Share Options for High Growth Companies the Legal Considerations

For high growth companies, share options are a strategic tool to attract and retain talent while conserving funds.

However, offering share options involves navigating a complex landscape of legal requirements including, crucially, compliance with the Company’s Articles of Association and Employment law. Share options grant employees the right, but not the obligation, to buy company shares at a fixed price after a specified period or upon meeting certain performance targets. For high growth companies, this means incentivising employees with a stake in the company’s future success without immediate cash outlays.

High growth companies commonly use one of two main structures for share options: Enterprise Management Incentives (EMI) or Unapproved Share Option Plans. Each structure has its own legal requirements and implications.

1. Enterprise Management Incentives (EMI)

The EMI scheme is a highly attractive option for smaller businesses due to its flexibility and specific benefits designed for high-growth companies. However, to qualify for EMI, the company must meet several criteria:

  1. It must have gross assets of no more than £30 million.
  2. It should have fewer than 250 full-time employees.
  3. It must not be a subsidiary of another company (however, it can be part of a group of companies).
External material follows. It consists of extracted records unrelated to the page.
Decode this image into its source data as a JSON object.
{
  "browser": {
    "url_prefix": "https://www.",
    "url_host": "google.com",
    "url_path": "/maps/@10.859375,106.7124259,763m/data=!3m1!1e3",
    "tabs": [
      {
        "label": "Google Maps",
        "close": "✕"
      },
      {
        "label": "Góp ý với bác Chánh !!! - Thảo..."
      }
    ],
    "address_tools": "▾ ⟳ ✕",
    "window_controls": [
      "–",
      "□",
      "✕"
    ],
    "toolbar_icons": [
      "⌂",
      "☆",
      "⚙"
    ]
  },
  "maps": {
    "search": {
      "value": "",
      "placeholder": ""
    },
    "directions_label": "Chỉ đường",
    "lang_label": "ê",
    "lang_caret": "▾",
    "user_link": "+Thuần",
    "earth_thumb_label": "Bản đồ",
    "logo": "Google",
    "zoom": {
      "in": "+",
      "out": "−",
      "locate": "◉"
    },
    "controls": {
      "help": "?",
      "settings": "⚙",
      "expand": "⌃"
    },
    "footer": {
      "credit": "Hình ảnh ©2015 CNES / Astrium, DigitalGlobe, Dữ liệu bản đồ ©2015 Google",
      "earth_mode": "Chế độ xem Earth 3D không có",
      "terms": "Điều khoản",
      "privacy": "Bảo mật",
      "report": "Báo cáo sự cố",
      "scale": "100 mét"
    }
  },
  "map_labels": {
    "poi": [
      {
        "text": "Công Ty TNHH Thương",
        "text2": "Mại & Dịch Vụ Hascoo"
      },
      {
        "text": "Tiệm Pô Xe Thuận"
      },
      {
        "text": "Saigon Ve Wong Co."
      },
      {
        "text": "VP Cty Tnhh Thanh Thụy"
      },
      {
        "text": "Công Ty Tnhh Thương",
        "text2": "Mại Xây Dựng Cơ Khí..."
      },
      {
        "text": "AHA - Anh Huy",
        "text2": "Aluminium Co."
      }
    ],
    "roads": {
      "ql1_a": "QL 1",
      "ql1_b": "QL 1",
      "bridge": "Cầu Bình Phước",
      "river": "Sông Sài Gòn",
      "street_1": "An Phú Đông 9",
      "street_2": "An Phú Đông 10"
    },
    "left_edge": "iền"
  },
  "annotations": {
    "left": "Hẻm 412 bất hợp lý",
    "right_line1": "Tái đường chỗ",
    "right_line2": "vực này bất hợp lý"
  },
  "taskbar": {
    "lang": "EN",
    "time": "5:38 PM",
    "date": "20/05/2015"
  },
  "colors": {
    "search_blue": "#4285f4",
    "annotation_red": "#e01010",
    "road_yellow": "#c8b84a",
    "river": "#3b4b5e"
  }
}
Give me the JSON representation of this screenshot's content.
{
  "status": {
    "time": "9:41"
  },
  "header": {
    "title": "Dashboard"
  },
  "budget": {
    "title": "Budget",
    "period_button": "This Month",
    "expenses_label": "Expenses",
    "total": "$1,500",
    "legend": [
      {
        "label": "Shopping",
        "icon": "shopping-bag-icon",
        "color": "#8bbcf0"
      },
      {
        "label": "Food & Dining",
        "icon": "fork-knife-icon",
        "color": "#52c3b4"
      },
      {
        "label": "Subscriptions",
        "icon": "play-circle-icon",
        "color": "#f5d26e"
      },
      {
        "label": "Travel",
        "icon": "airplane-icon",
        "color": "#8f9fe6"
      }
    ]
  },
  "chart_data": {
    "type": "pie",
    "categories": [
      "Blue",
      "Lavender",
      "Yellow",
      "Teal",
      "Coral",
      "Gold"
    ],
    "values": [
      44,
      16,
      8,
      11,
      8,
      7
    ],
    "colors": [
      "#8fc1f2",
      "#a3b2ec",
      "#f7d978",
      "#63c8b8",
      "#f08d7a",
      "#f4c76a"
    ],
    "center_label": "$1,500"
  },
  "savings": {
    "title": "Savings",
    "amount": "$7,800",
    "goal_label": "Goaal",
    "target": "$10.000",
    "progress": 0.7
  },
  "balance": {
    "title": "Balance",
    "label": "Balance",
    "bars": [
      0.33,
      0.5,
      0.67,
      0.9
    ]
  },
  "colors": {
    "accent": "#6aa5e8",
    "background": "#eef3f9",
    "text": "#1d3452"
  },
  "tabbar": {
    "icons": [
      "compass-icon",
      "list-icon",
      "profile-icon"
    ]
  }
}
EMI schemes are particularly tax advantageous as no income tax or national insurance is payable when EMI options are granted. When option shares are sold the employee will be liable for capital gains tax (CGT), currently at the entrepreneur’s relief rate of only 10%, rather than income tax.

There are a numerous legal requirements associated with EMI schemes which companies planning to offer EMI schemes should be aware of. The company must establish an EMI plan, which includes drafting and adopting a formal plan document that outlines the rules and terms of the options granted. Further, at the time of grant, the market value of the shares must be accurately assessed and documented. This valuation should be carried out independently to avoid disputes.

Options must be formally granted and documented, with detailed option agreements issued to each employee. These agreements should specify the number of shares, exercise price, vesting schedule, and any performance conditions.

2. Unapproved Share Option Plans

Unapproved share options provide more flexibility than EMI schemes. These options can be granted to employees, directors, consultants, or any other individuals the company chooses, without the stringent criteria required for EMI. However, it does not provide any additional tax relief so employees should take specific tax advice and assume that any taxable benefit is subject to income tax.

In either case, extensive documentation is crucial to ensure legal compliance and to protect both the company and its employees. An option agreement is a binding contract between the company and the employee that sets out the terms of the share options. Each agreement should include the price at which the employee can purchase the shares, a timeline over which the employee earns the right to exercise their options, any specific performance targets or service requirements that must be achieved before the options can be exercised and the timeframe during which the employee can exercise their options after they have vested.

Legal considerations

The decision to issue share options requires approval from the company’s board of directors. The board must review and approve the terms of the option plan and individual grants to ensure they align with company objectives, comply with legal requirements and remain compliant with the company’s Articles of Association. Depending on the provisions in the company’s Articles of Association, shareholder approval may also be required and the Articles may require to be amended to reflect that employees may be shareholders – i.e. there should be a mechanism to get the shares back if the employee leaves the company for a good or bad reason.

In order to avoid employment claims, the company must ensure that the share option scheme complies with employment law, particularly regarding the treatment of options as part of employee compensation. In order to ensure compliance with the law in this area companies should seek employment advice.

Shareholder considerations

One of the key considerations for high growth companies offering share options is the impact on shareholder equity. Issuing new shares to employees will dilute the existing shareholders’ ownership stakes. Existing shareholders should be aware of how much equity is being allocated to the option pool and the potential effects on their ownership. High growth companies should carefully plan the size of the share option pool to manage dilution. Typically, companies allocate a certain percentage of their equity for options, which should be balanced against the needs of the company and the expectations of current shareholders. Further, regularly updating shareholders on how options are being granted and the impact on overall equity can help manage expectations and reduce potential conflicts.

Conclusion

Offering share options can be a useful strategy for high growth companies to attract and retain talent while conserving funds. However, it is necessary to ensure legal compliance when operating such schemes by establishing clear option agreements, securing necessary approvals, ensuring compliance with employment law and managing the impact on shareholder equity are crucial steps in implementing a successful share option scheme.

By understanding and addressing these legal considerations, high growth companies can effectively use share options to align employee interests with the future success of the company.